May be Windows Update is consuming the data if its just 1 or 2 times.


----------



## swintell (Jun 5, 2015)

Off hand without having a router with bandwidth data monitoring software built in there isn't to many options. 

There is some replacement firmware for certain routers on the Web for this specific reason.

What kind of devices are we talking about phones laptops desktops consoles? All of the above?


----------



## swintell (Jun 5, 2015)

Tried to edit my post but app not working.

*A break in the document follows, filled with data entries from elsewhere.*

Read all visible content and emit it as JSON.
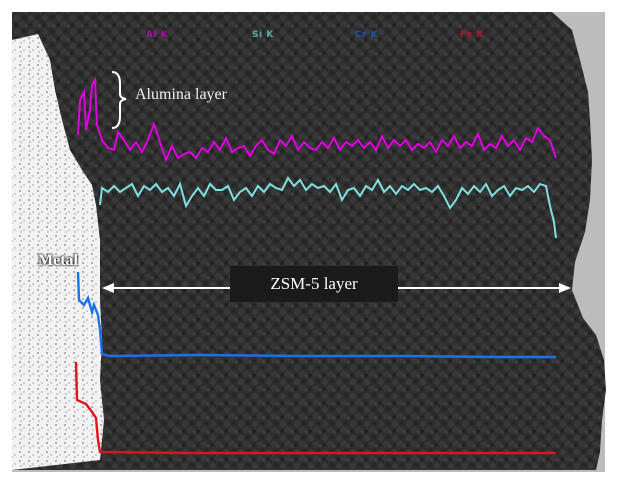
{
  "legend": {
    "al": "Al K",
    "si": "Si K",
    "cr": "Cr K",
    "fe": "Fe K"
  },
  "annotations": {
    "alumina_layer": "Alumina layer",
    "metal": "Metal",
    "zsm5_layer": "ZSM-5 layer"
  },
  "colors": {
    "background_grey": "#bdbdbd",
    "zeolite_dark": "#2b2b2b",
    "metal_white": "#f4f4f4",
    "al_trace": "#e000e0",
    "si_trace": "#7fe0e0",
    "cr_trace": "#1a73e8",
    "fe_trace": "#e0141e"
  }
}
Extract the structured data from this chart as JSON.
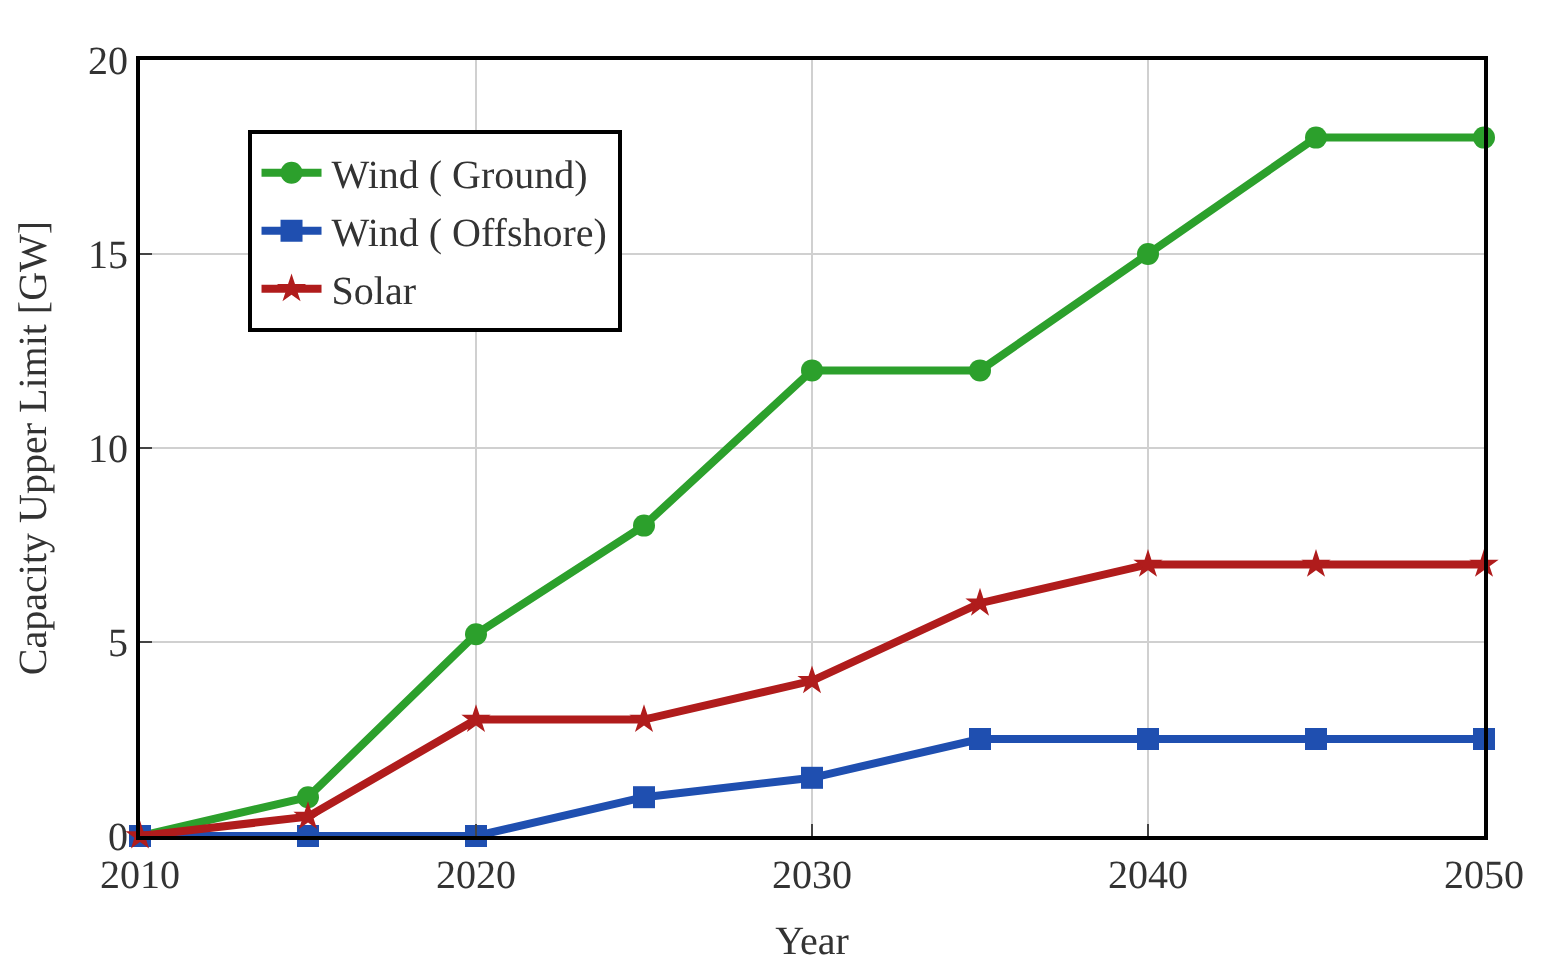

P.s. your router is mid tier close to low end....my suggestion would be for you all to chip in and buy a decent router capable of data monitoring. At least a router with 5GHz capability


----------



## Gauravs90 (Jun 5, 2015)

Harsh Pranami said:


> So me and my flatmates share a broadband connection through router. Before subscription we all came to an understanding that no one will download data during day time in order for others to surf web without any problems. But since past few days someone has been secretly downloading and I can't even open gmail. Upon asking everyone denies plainly. Thrice I've changed the password after which everything goes to normal but after telling those jerks the password same thing happens. Is there any way to find the culprit? After logging in router I can see the clients connected and everyone is accounted for. I just can't see who is hogging up the bandwidth. My router is dlink 605L. Any help is very much appreciated.



Which router you have?


----------



## himanshu_game (Jun 5, 2015)

Data monitoring is available in any router that supports DD-WRT but it doesn't filter the data by MAC address.


----------



## Harsh Pranami (Jun 9, 2015)

My router is dlink 605l. Is there anything I can do apart from taking a private connection?

- - - Updated - - -



himanshu_game said:


> May be Windows Update is consuming the data if its just 1 or 2 times.



Nah it's not the update because everything works perfectly until I disclose the password.


----------